Cependant, les bizarreries de cette affaire ne s’arrêtent pas là. Lorsque le corps fut découvert, l’on se rendit à la maison où vivait Jacopo, via Laura, qui est une espèce de grenier auquel on accède par une échelle. Or, parmi une foule de dessins, de cartons et de maquettes remisés dans son atelier, se trouvait un tableau que vous ne connaissez que trop bien, puisque vous en avez jadis dessiné le modèle : vous vous souviendrez sans doute de ce Vénus et Cupidon dont le succès fut tel qu’il a inspiré des copies dans l’Europe entière – vous savez peut-être que j’eus moi-même le privilège d’en réaliser quelques-unes, qui n’égalent en aucune façon celles du Pontormo, mais qui toutefois eurent l’heur de plaire, car tout ce qui s’inspire de vos dessins ne peut que porter la trace de votre divin génie. C’était ce temps d’avant le retour de l’Inquisition, qui nous paraît déjà si loin, quand le cardinal Carafa n’était pas encore devenu Paul IV, où les nus n’étaient pas tombés en disgrâce mais étaient au contraire particulièrement recherchés. Bien entendu, personne n’aurait l’idée aujourd’hui de peindre un tel tableau, mais vous connaissez l’excentricité dont pouvait être coutumier notre brave Jacopo. Ce n’est pas, cependant, ce qui a retenu notre attention, car, si l’on met de côté les quatre années où le moine Jérôme Savonarole avait ravi les cœurs des gens simples, nous savons encore, nous autres Florentins, reconnaître les beautés du corps humain sans les considérer comme des obscénités diaboliques. D’ailleurs, le morceau d’étoffe que le Pontormo avait autrefois rajouté pour couvrir les cuisses ouvertes de la déesse avait été retiré sur la copie qui s’offrait à nos yeux. Mais ce qui nous étonna bien davantage – je ne sais comment formuler cela, ayant le désir de n’offenser personne, et surtout pas la famille de Son Excellence – était qu’en lieu et place du visage de Vénus, Jacopo avait substitué celui de la fille aînée du Duc, mademoiselle Maria de Médicis.

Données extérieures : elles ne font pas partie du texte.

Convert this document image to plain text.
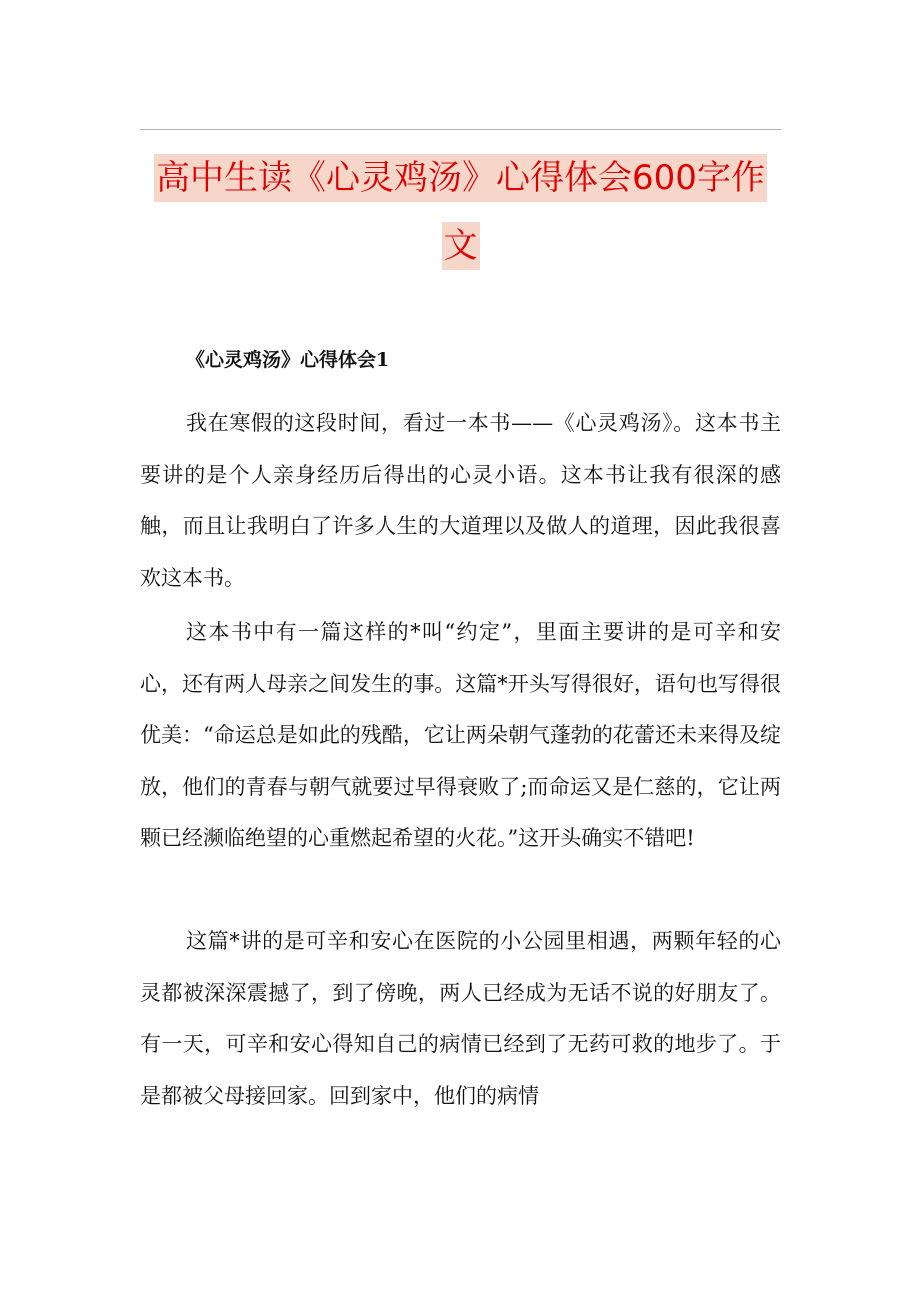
高中生读《心灵鸡汤》心得体会600字作
文
《心灵鸡汤》心得体会1

我在寒假的这段时间，看过一本书——《心灵鸡汤》。这本书主要讲的是个人亲身经历后得出的心灵小语。这本书让我有很深的感触，而且让我明白了许多人生的大道理以及做人的道理，因此我很喜欢这本书。

这本书中有一篇这样的*叫“约定”，里面主要讲的是可辛和安心，还有两人母亲之间发生的事。这篇*开头写得很好，语句也写得很优美：“命运总是如此的残酷，它让两朵朝气蓬勃的花蕾还未来得及绽放，他们的青春与朝气就要过早得衰败了;而命运又是仁慈的，它让两颗已经濒临绝望的心重燃起希望的火花。”这开头确实不错吧!

这篇*讲的是可辛和安心在医院的小公园里相遇，两颗年轻的心灵都被深深震撼了，到了傍晚，两人已经成为无话不说的好朋友了。有一天，可辛和安心得知自己的病情已经到了无药可救的地步了。于是都被父母接回家。回到家中，他们的病情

Vous voyez tout ce que cette histoire peut avoir de déplaisant, et pourquoi le Duc a tenu à en confier la résolution à un homme de confiance, faisant, dans le même temps, circuler la rumeur que le pauvre Jacopo avait mis fin à ses jours en raison de l’extrême mécontentement de lui-même dans lequel il était tombé. Il n’en demeure pas moins que tout ceci me laisse dans un épais brouillard, pour quoi je me permets, afin de démêler les fils embrouillés de cette ténébreuse affaire, de solliciter votre grande sagesse dont je sais qu’elle égale presque votre talent et concourt pleinement à votre génie.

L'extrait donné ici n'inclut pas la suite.